В сырости подполья человека греет лихорадка болезненной мечты. Исчезает самоирония, и ничто не мешает человеку подполья считать себя Наполеоном, которого заела среда. Количество унижений переходит в чудовищное качество самолюбия. Дай ему только вырваться, и он так отомстит за все свои унижения, как еще никто не мстил. Энергия самоутверждения распадающейся души, цепная реакция скандалов, предвестье атомной энергии. На этой энергии и держатся романы Достоевского. Никогда не возникало желания открыть роман Достоевского и прочесть какой-то отрывок. Не тянет. Только включившись в роман целиком (условия возникновения цепной реакции), мы проникнемся силой его адской энергии.
Однажды, когда я в течение многих дней не мог ни писать, ни читать, все книги казались невыносимо пресными, я автоматически открыл один из томов Толстого и стал читать случайно попавшийся мне кавказский рассказ.
И вдруг что-то сдвинулось внутри меня, словно заработал мотор души.

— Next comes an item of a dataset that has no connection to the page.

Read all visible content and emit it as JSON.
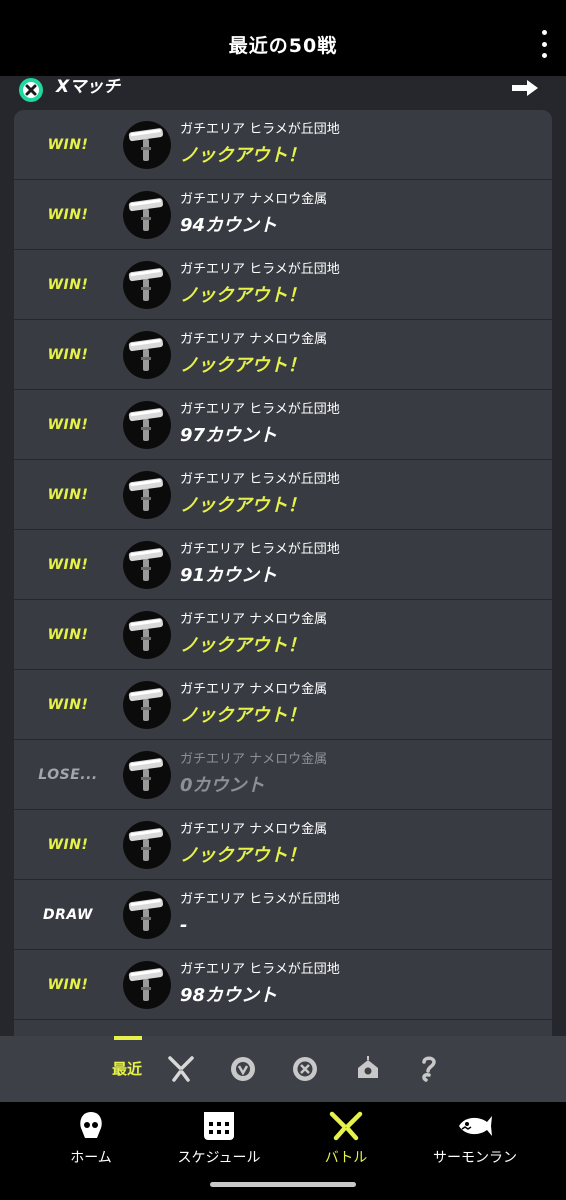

Я с необычайным наслаждением прочел рассказ и почувствовал, что он встряхнул меня, привел в хорошее состояние. Я стал размышлять, в чем тайна этого рассказа. Казалось, в холодный, промозглый день после долгого плутания по улицам я вошел в теплый дом, полный дружественных, милых людей.
Да, Лев Толстой в каждом своем произведении создает дом, даже если внутри этого дома сомневаются, спорят: честно ли иметь дом? Даже если в конце «Анны Карениной» этот дом (для нее) разрушается со страшным трагедийным скрежетом, даже если сам он не вынес свой собственный дом и покинул его. (Чтоб уйти из своего дома, надо было придавать ему очень большое значение.)
Но все его творчество — это добрый, разумный дом и самый уютный дом — «Война и мир», где, можно сказать, вся Россия покинула свой дом, чтобы защитить дом — Россию, и в силу диалектики творчества — невероятная домашность этого огромного эпоса.
И тут я вспомнил то давнее смутное впечатление сходства утреннего пожарища с ночным чтением Достоевского. Так вот в чем дело! Принципиальная бездомность, открытость всем ветрам в художестве Достоевского.
Два типа творчества в русской литературе —
Дом-Пушкин и почти сразу же бездомье-Лермонтов. Вот первые же строчки Лермонтова, которые приходят на ум: «…люблю отчизну я, но странною любовью…», «Выхожу один я на дорогу…», «Насмешкой горькою обманутого сына над промотавшимся отцом…»
Какой тут может быть дом, если дом промотался. Все связано таинственной, но существующей связью. Непредставимо, чтобы Пушкин сказал: «Люблю отчизну я, но странною любовью». Но и нет у него стихотворения о Родине, равного гениальному «Бородино». Почему? Потому что мучительная раздвоенность Лермонтова в этом стихотворении счастливо преодолевается правотой великого дела защиты Родины и возможностью любить ее без всяких странностей. Поэтому его тоскующая душа с такой легкостью поднимает громадину «Бородино».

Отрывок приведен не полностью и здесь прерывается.